On the stable recovery of the sparsest overcomplete representations in presence of noise

Abstract

Let x be a signal to be sparsely decomposed over a redundant dictionary A, i.e., a sparse coefficient vector s has to be found such that x=As. It is known that this problem is inherently unstable against noise, and to overcome this instability, the authors of [Stable Recovery; Donoho et.al., 2006] have proposed to use an "approximate" decomposition, that is, a decomposition satisfying ||x - A s|| < δ, rather than satisfying the exact equality x = As. Then, they have shown that if there is a decomposition with ||s||0 < (1+M-1)/2, where M denotes the coherence of the dictionary, this decomposition would be stable against noise. On the other hand, it is known that a sparse decomposition with ||s||0 < spark(A)/2 is unique. In other words, although a decomposition with ||s||0 < spark(A)/2 is unique, its stability against noise has been proved only for highly more restrictive decompositions satisfying ||s||0 < (1+M-1)/2, because usually (1+M-1)/2 << spark(A)/2. This limitation maybe had not been very important before, because ||s||0 < (1+M-1)/2 is also the bound which guaranties that the sparse decomposition can be found via minimizing the L1 norm, a classic approach for sparse decomposition.

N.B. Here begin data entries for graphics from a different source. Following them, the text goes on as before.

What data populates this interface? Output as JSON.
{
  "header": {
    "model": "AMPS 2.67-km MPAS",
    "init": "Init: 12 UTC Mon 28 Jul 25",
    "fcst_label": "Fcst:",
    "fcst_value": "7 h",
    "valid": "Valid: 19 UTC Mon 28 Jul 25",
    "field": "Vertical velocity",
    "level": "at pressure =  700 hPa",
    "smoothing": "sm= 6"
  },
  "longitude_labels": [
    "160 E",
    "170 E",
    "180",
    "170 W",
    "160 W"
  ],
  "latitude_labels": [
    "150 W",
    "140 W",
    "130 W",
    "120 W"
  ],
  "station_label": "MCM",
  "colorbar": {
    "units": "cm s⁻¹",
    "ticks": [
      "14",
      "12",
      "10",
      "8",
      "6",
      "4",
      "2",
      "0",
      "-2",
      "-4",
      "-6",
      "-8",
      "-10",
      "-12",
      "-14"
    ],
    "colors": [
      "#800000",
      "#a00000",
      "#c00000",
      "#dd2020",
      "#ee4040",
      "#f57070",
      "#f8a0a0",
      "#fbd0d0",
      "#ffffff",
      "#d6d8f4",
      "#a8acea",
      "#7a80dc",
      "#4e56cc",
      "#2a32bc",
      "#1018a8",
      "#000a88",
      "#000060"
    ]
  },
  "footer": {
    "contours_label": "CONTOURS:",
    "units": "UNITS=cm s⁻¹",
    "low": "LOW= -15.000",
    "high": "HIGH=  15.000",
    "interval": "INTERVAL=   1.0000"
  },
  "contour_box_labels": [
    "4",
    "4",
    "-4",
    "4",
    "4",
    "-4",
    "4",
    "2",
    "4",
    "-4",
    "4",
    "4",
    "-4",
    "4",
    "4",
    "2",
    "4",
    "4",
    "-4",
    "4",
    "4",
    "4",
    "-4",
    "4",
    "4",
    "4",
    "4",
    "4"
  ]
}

However, with the availability of new algorithms for sparse decomposition, namely SL0 and Robust-SL0, it would be important to know whether or not unique sparse decompositions with (1+M-1)/2 < ||s||0 < spark(A)/2 are stable. In this paper, we show that such decompositions are indeed stable. In other words, we extend the stability bound from ||s||0 < (1+M-1)/2 to the whole uniqueness range ||s||0 < spark(A)/2. In summary, we show that "all unique sparse decompositions are stably recoverable". Moreover, we see that sparser decompositions are "more stable".